In media, I had taken a break from my X-Factor read at X-Cutioner’s Song to dip back into X-Force (which picks up after New Mutants closes). I then decided that when that got to the X-Cutioner’s Song crossover that I wanted to go back and reread all of Uncanny X-Men and X-Men to that point. So I’ve gone back to the Uncanny run starting with Giant Size #1. It’s interesting going that far back, to the new team, to the really foundational runs by Claremont. There’s some really strong stories, even as there are some really odd moments. Mostly, Claremont’s transitions could use a lot of work. He likes to just sort of start the next thing without really giving any time to unwind. There are exceptions, but then there’s how the X-Men are just teleported from Earth to fight the Shi’ar.

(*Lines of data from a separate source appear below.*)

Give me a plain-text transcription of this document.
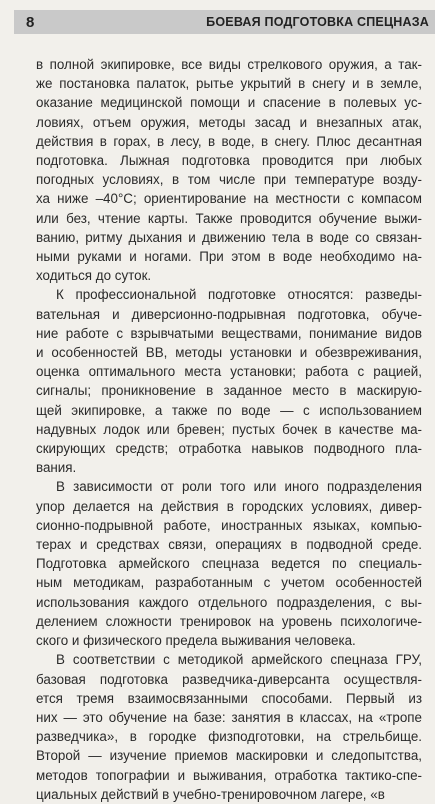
8	БОЕВАЯ ПОДГОТОВКА СПЕЦНАЗА
в полной экипировке, все виды стрелкового оружия, а так-
же постановка палаток, рытье укрытий в снегу и в земле,
оказание медицинской помощи и спасение в полевых ус-
ловиях, отъем оружия, методы засад и внезапных атак,
действия в горах, в лесу, в воде, в снегу. Плюс десантная
подготовка. Лыжная подготовка проводится при любых
погодных условиях, в том числе при температуре возду-
ха ниже –40°С; ориентирование на местности с компасом
или без, чтение карты. Также проводится обучение выжи-
ванию, ритму дыхания и движению тела в воде со связан-
ными руками и ногами. При этом в воде необходимо на-
ходиться до суток.
К профессиональной подготовке относятся: разведы-
вательная и диверсионно-подрывная подготовка, обуче-
ние работе с взрывчатыми веществами, понимание видов
и особенностей ВВ, методы установки и обезвреживания,
оценка оптимального места установки; работа с рацией,
сигналы; проникновение в заданное место в маскирую-
щей экипировке, а также по воде — с использованием
надувных лодок или бревен; пустых бочек в качестве ма-
скирующих средств; отработка навыков подводного пла-
вания.
В зависимости от роли того или иного подразделения
упор делается на действия в городских условиях, дивер-
сионно-подрывной работе, иностранных языках, компью-
терах и средствах связи, операциях в подводной среде.
Подготовка армейского спецназа ведется по специаль-
ным методикам, разработанным с учетом особенностей
использования каждого отдельного подразделения, с вы-
делением сложности тренировок на уровень психологиче-
ского и физического предела выживания человека.
В соответствии с методикой армейского спецназа ГРУ,
базовая подготовка разведчика-диверсанта осуществля-
ется тремя взаимосвязанными способами. Первый из
них — это обучение на базе: занятия в классах, на «тропе
разведчика», в городке физподготовки, на стрельбище.
Второй — изучение приемов маскировки и следопытства,
методов топографии и выживания, отработка тактико-спе-
циальных действий в учебно-тренировочном лагере, «в
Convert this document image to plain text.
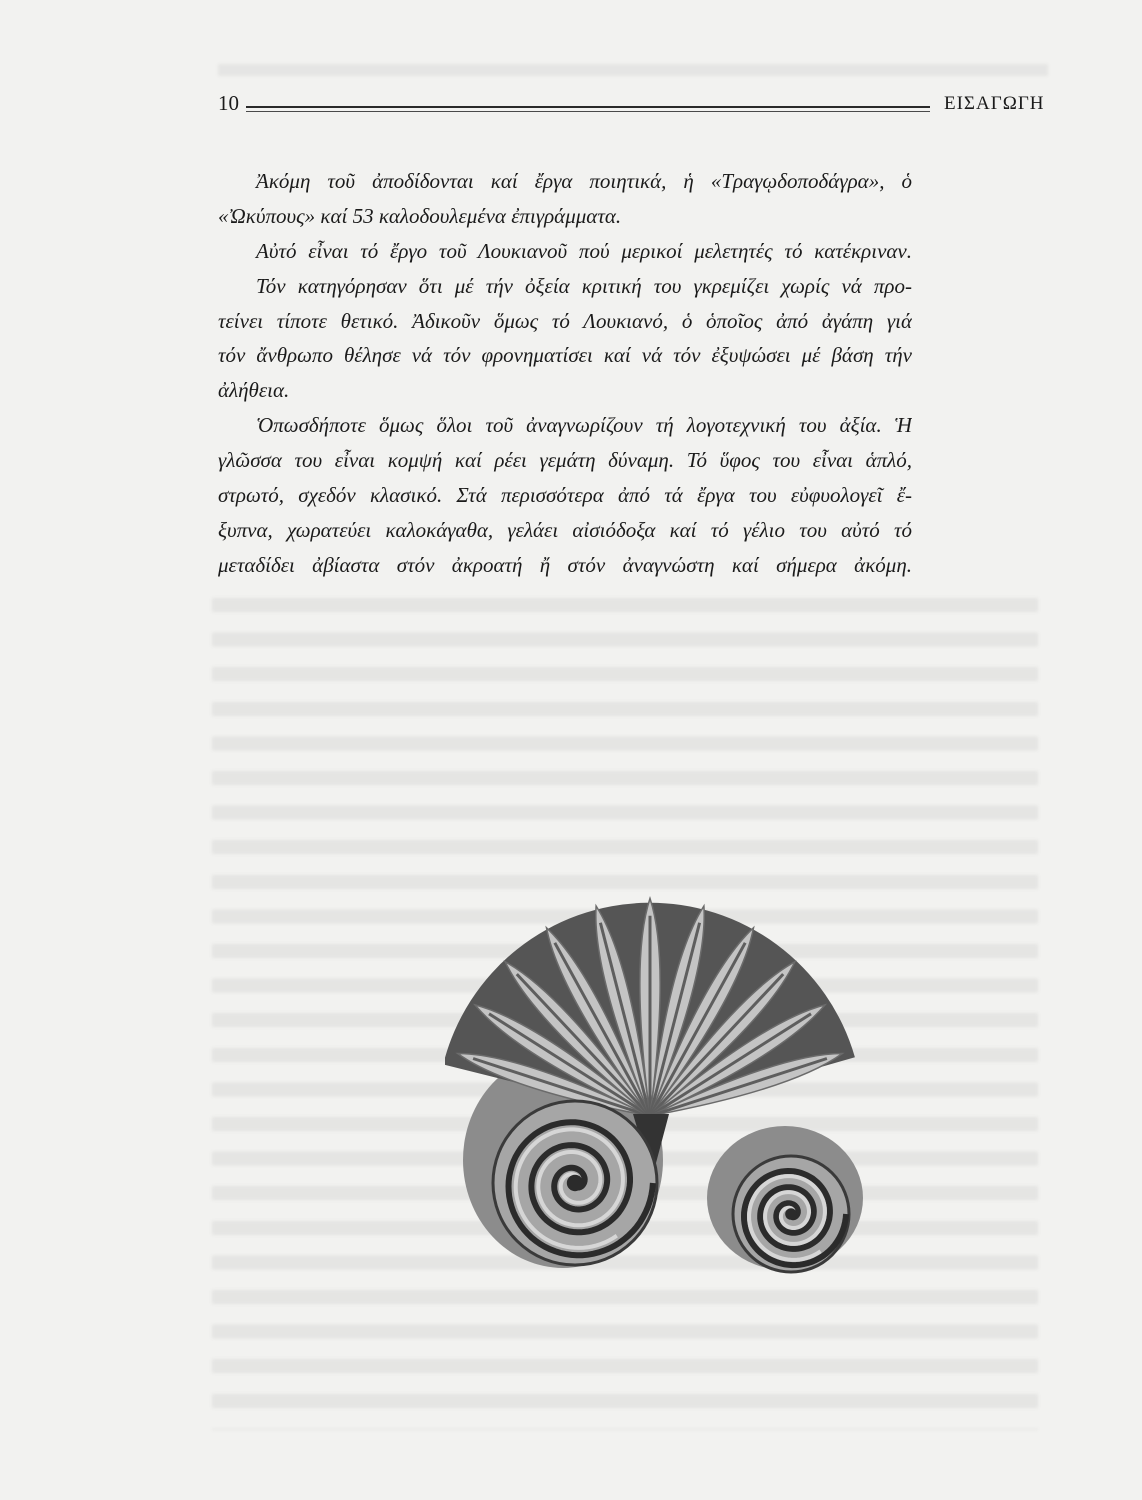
10	ΕΙΣΑΓΩΓΗ
Ἀκόμη τοῦ ἀποδίδονται καί ἔργα ποιητικά, ἡ «Τραγῳδοποδάγρα», ὁ
«Ὠκύπους» καί 53 καλοδουλεμένα ἐπιγράμματα.
Αὐτό εἶναι τό ἔργο τοῦ Λουκιανοῦ πού μερικοί μελετητές τό κατέκριναν.
Τόν κατηγόρησαν ὅτι μέ τήν ὀξεία κριτική του γκρεμίζει χωρίς νά προ-
τείνει τίποτε θετικό. Ἀδικοῦν ὅμως τό Λουκιανό, ὁ ὁποῖος ἀπό ἀγάπη γιά
τόν ἄνθρωπο θέλησε νά τόν φρονηματίσει καί νά τόν ἐξυψώσει μέ βάση τήν
ἀλήθεια.
Ὁπωσδήποτε ὅμως ὅλοι τοῦ ἀναγνωρίζουν τή λογοτεχνική του ἀξία. Ἡ
γλῶσσα του εἶναι κομψή καί ρέει γεμάτη δύναμη. Τό ὕφος του εἶναι ἁπλό,
στρωτό, σχεδόν κλασικό. Στά περισσότερα ἀπό τά ἔργα του εὐφυολογεῖ ἔ-
ξυπνα, χωρατεύει καλοκάγαθα, γελάει αἰσιόδοξα καί τό γέλιο του αὐτό τό
μεταδίδει ἀβίαστα στόν ἀκροατή ἤ στόν ἀναγνώστη καί σήμερα ἀκόμη.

There’s also just a sense that the characters aren’t entirely fleshed out yet. Not that they just haven’t had the chance to develop and reveal their characters yet, but that they don’t have much going on. There are hints of depth over time, but it does very much have the feel at times that it’s all being made up as they go along. Which might just be the nature of comic books, or those at the time, where characters have maybe one or two traits that have to be hit on every issue but that’s it. They’re costumes, and it takes time for them to really become more. In this early run, though, it’s Kurt who for me most often shines, getting to be the heart of the team, the fun of it, while everyone else have to come into themselves later.